Biggest Plus: It gives you a deeper knowledge of the game, because you'll have to pay attention to more than just your standard home run hitters and strikeout artists. You need to know what bottom-of-the-order hitters steal a handful of bases every year and what middle relievers will give you consistent innings of low ERA and WHIP.
Biggest Drawback: A lot of the drama is taken out of the game. Since we're talking about a stats that build on top of each other, day after day, usually by the time the All Star Break rolls around you know if you have a chance to win or not. And since there's no playoff to finish the year, there's no way for the 6th best team to get hot, run the table, and take away the championship.
Why It's Preferred: Not only does it have prestige attached to it—this version of the game has been traced back to 1979, when writer Daniel Okrent got some of his friends together at the New York City restaurant, La Rotisserie Française (where the name "Roto" comes from) to have a little fun with stats—but it's also considered a better way to gauge the quality of a fantasy GM, since the luck of playing a weak schedule is accounted for.
Conclusion: It really depends on what you enjoy about the game.

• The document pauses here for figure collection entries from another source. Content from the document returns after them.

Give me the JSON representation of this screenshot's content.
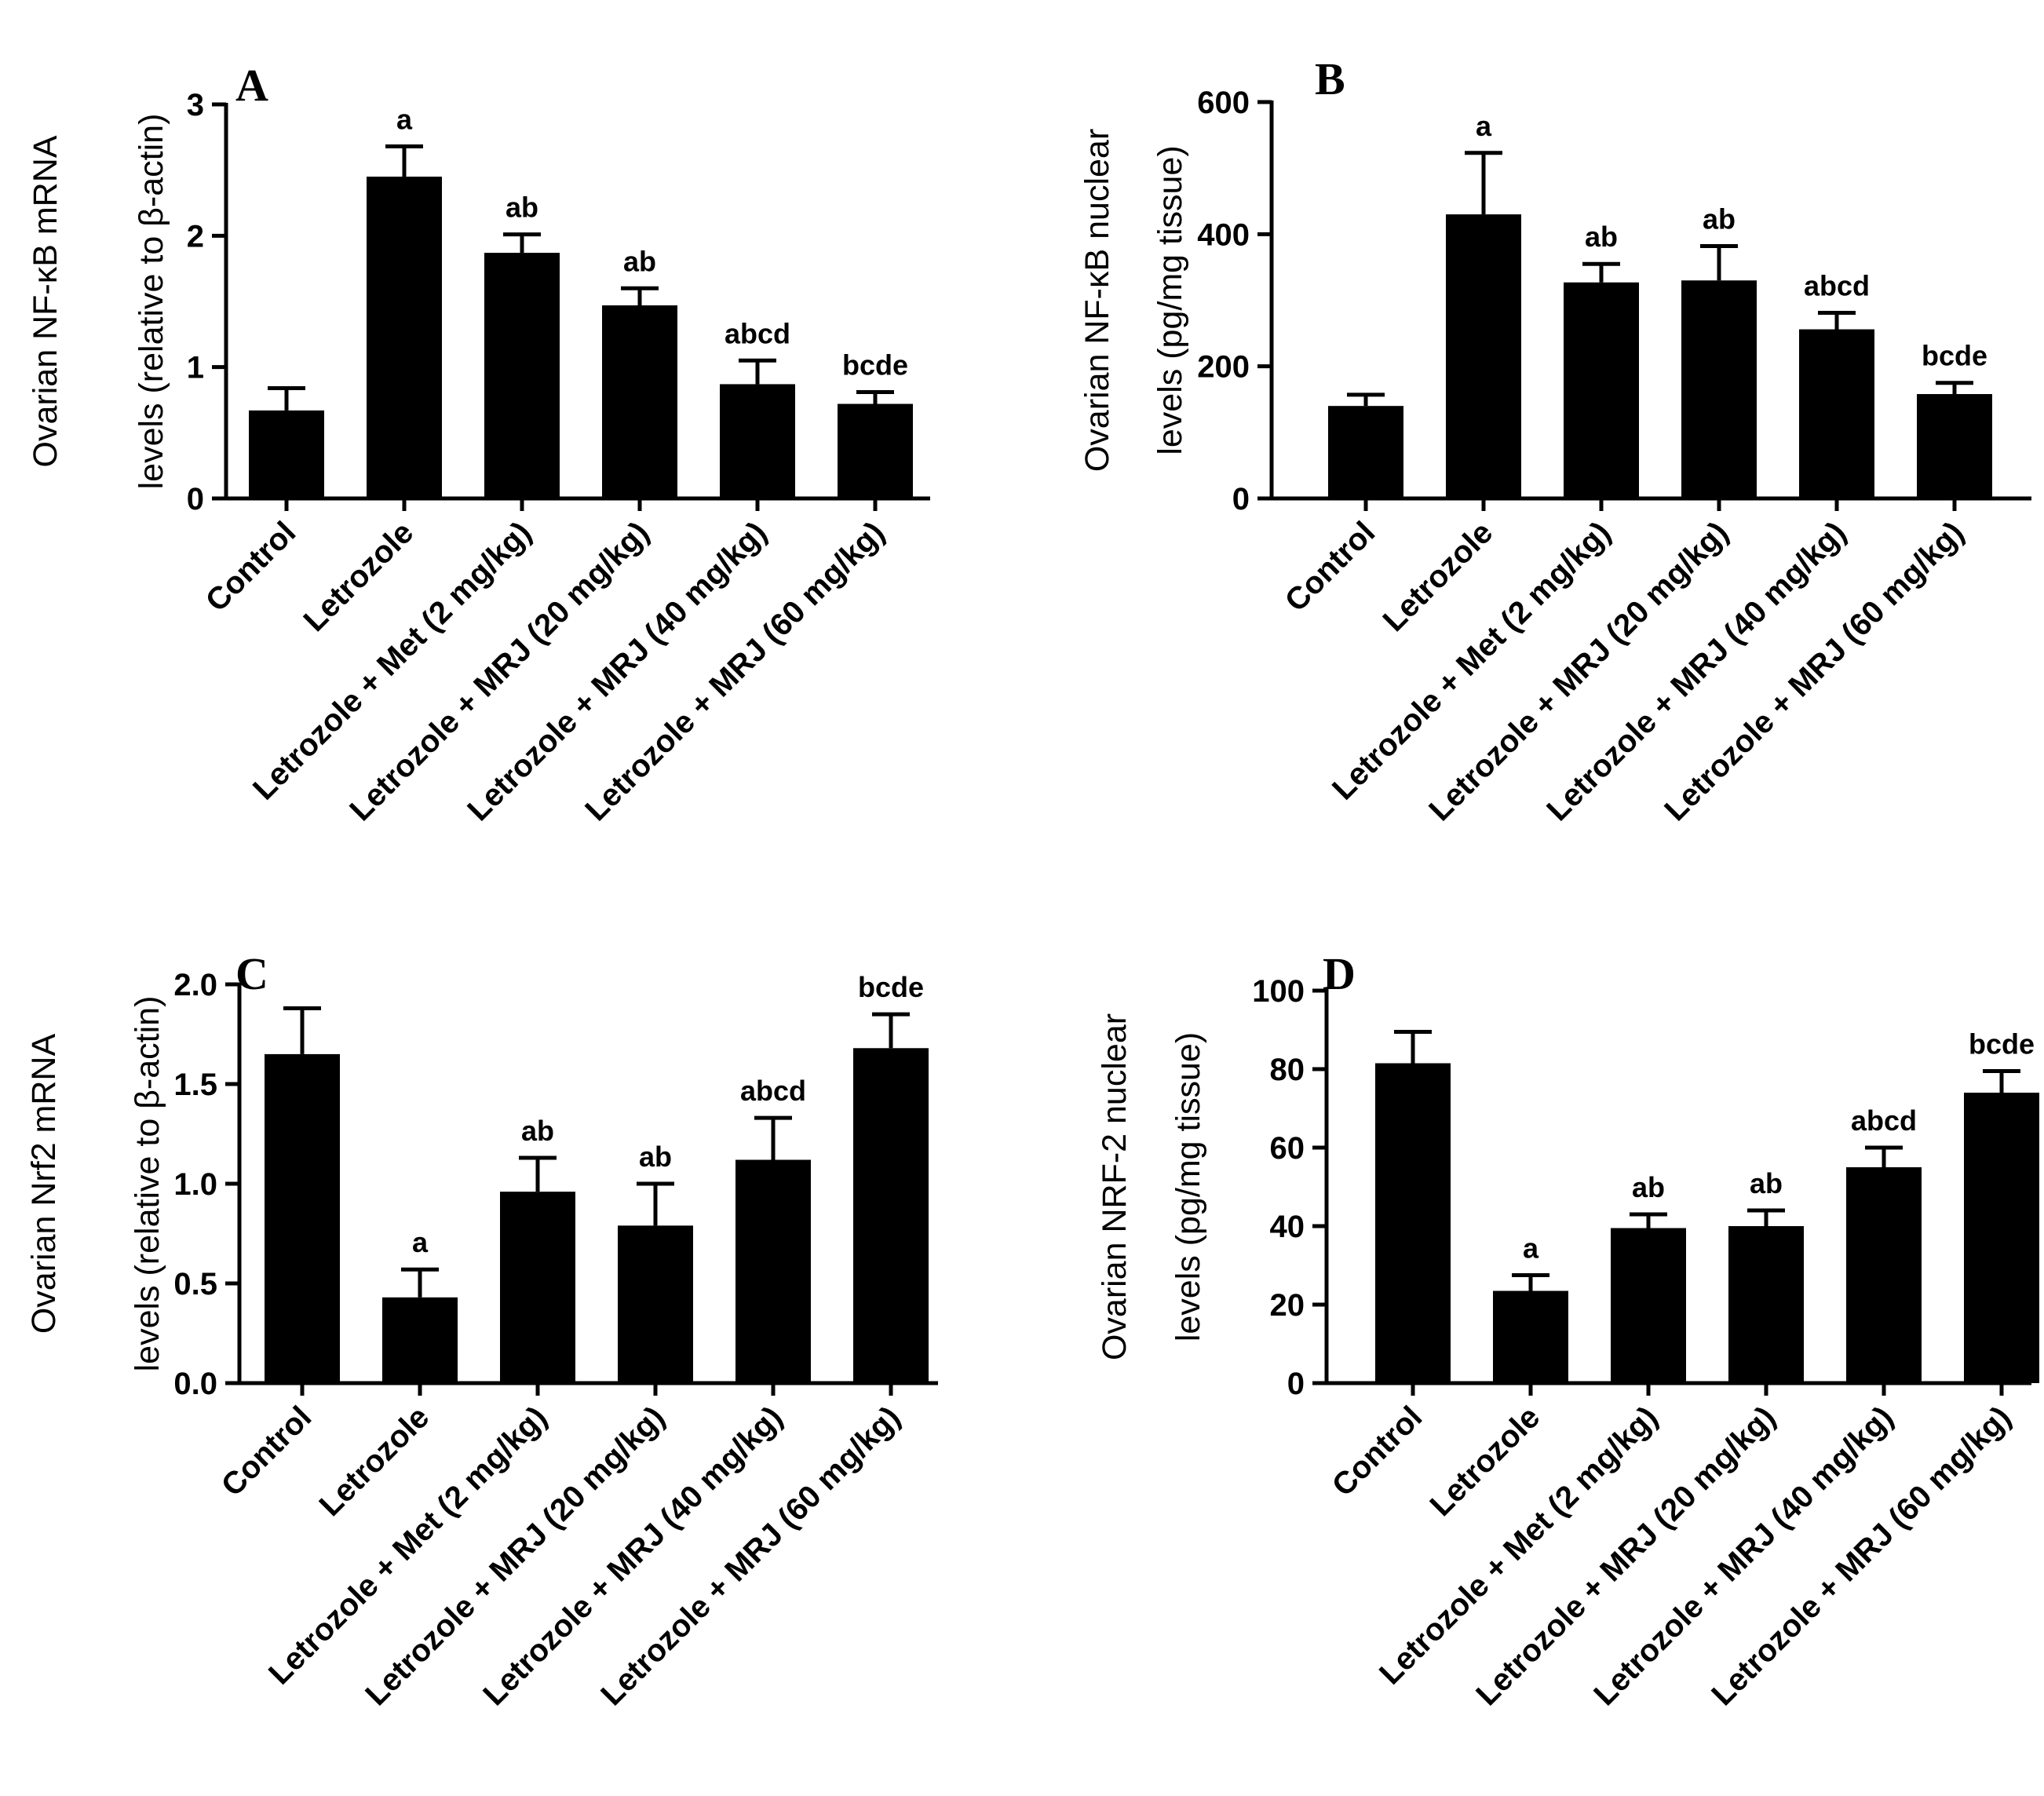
{
  "chart_data": [
    {
      "type": "bar",
      "panel": "A",
      "ylabel_lines": [
        "Ovarian NF-κB mRNA",
        "levels (relative to β-actin)"
      ],
      "ylim": [
        0,
        3
      ],
      "yticks": [
        "0",
        "1",
        "2",
        "3"
      ],
      "categories": [
        "Control",
        "Letrozole",
        "Letrozole + Met (2 mg/kg)",
        "Letrozole + MRJ (20 mg/kg)",
        "Letrozole + MRJ (40 mg/kg)",
        "Letrozole + MRJ (60 mg/kg)"
      ],
      "values": [
        0.67,
        2.45,
        1.87,
        1.47,
        0.87,
        0.72
      ],
      "errors": [
        0.17,
        0.23,
        0.14,
        0.13,
        0.18,
        0.09
      ],
      "annotations": [
        "",
        "a",
        "ab",
        "ab",
        "abcd",
        "bcde"
      ]
    },
    {
      "type": "bar",
      "panel": "B",
      "ylabel_lines": [
        "Ovarian NF-κB nuclear",
        "levels  (pg/mg tissue)"
      ],
      "ylim": [
        0,
        600
      ],
      "yticks": [
        "0",
        "200",
        "400",
        "600"
      ],
      "categories": [
        "Control",
        "Letrozole",
        "Letrozole + Met (2 mg/kg)",
        "Letrozole + MRJ (20 mg/kg)",
        "Letrozole + MRJ (40 mg/kg)",
        "Letrozole + MRJ (60 mg/kg)"
      ],
      "values": [
        140,
        430,
        327,
        330,
        256,
        158
      ],
      "errors": [
        17,
        93,
        28,
        52,
        25,
        17
      ],
      "annotations": [
        "",
        "a",
        "ab",
        "ab",
        "abcd",
        "bcde"
      ]
    },
    {
      "type": "bar",
      "panel": "C",
      "ylabel_lines": [
        "Ovarian Nrf2 mRNA",
        "levels (relative to β-actin)"
      ],
      "ylim": [
        0,
        2.0
      ],
      "yticks": [
        "0.0",
        "0.5",
        "1.0",
        "1.5",
        "2.0"
      ],
      "categories": [
        "Control",
        "Letrozole",
        "Letrozole + Met (2 mg/kg)",
        "Letrozole + MRJ (20 mg/kg)",
        "Letrozole + MRJ (40 mg/kg)",
        "Letrozole + MRJ (60 mg/kg)"
      ],
      "values": [
        1.65,
        0.43,
        0.96,
        0.79,
        1.12,
        1.68
      ],
      "errors": [
        0.23,
        0.14,
        0.17,
        0.21,
        0.21,
        0.17
      ],
      "annotations": [
        "",
        "a",
        "ab",
        "ab",
        "abcd",
        "bcde"
      ]
    },
    {
      "type": "bar",
      "panel": "D",
      "ylabel_lines": [
        "Ovarian NRF-2 nuclear",
        "levels  (pg/mg tissue)"
      ],
      "ylim": [
        0,
        100
      ],
      "yticks": [
        "0",
        "20",
        "40",
        "60",
        "80",
        "100"
      ],
      "categories": [
        "Control",
        "Letrozole",
        "Letrozole + Met (2 mg/kg)",
        "Letrozole + MRJ (20 mg/kg)",
        "Letrozole + MRJ (40 mg/kg)",
        "Letrozole + MRJ (60 mg/kg)"
      ],
      "values": [
        81.5,
        23.5,
        39.5,
        40,
        55,
        74
      ],
      "errors": [
        8,
        4,
        3.5,
        4,
        5,
        5.5
      ],
      "annotations": [
        "",
        "a",
        "ab",
        "ab",
        "abcd",
        "bcde"
      ]
    }
  ]
}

If you're into the thrill of a walk-off home run victory or the agony of blown save on Sunday night defeat, then you won't mind giving up the more accurate method of scoring for a head-to-head playoff system. But if you're into cold, hard statistics (you're the "Nate Silver" of your group of friends), then you'll be more into Roto. In order words, it's Kirk or Spock. And since I'm a Virgo, I'm taking the one who's not responsible for this.
-----
Player on My Team of the Week: Shayne Graham, my fantasy kicker last year, who got the franchise tag from the Bengals despite, you know, being a kicker. It suddenly seems to me like a good barometer for judging the intelligence of an NFL front office is whether or not they choose their kicker to place their franchise tag on. If they do, they're not. (This website made a video of him cooking once, apparently.)
How to Heckle Me of the Week: Here's a nice little heckle directed towards me in response to a column I wrote a few weeks ago. From commenter Jholm003: "This was terribly written. If this man is seriously getting paid to do this, I will punch the next idiot-shaped thing that I come across." It works on so many levels.
How to Fix the Chicago Bears of the Week: Maybe it's time to actually get a decent quarterback behind center. Say, Jeff Garcia. He's available now. His hard-and-sometimes-bloody-nosed attitude would fit right in with Chi-town. And the fact that he's already 39 years old should be offset by the fact that he'd be bringing the 2004 Playmate of the Year to town with him.
Buy High: That Watchmen will rule, after we saw the latest viral game that was released onto the Internet, this decent mock-up of an old 70s—more like 80s—arcade game. Ten thumbs up to the first person who correctly identifies the old side-scroller this parody was clearly based on. Side note: Malin Ackerman? Hot.
Sell Low: Rewarding innovation in advertising, after Chicago divorce attorneys Fetman, Garland, and Associates posted a billboard with the slogan: "Life's short. Get a divorce." The billboard has since been taken down.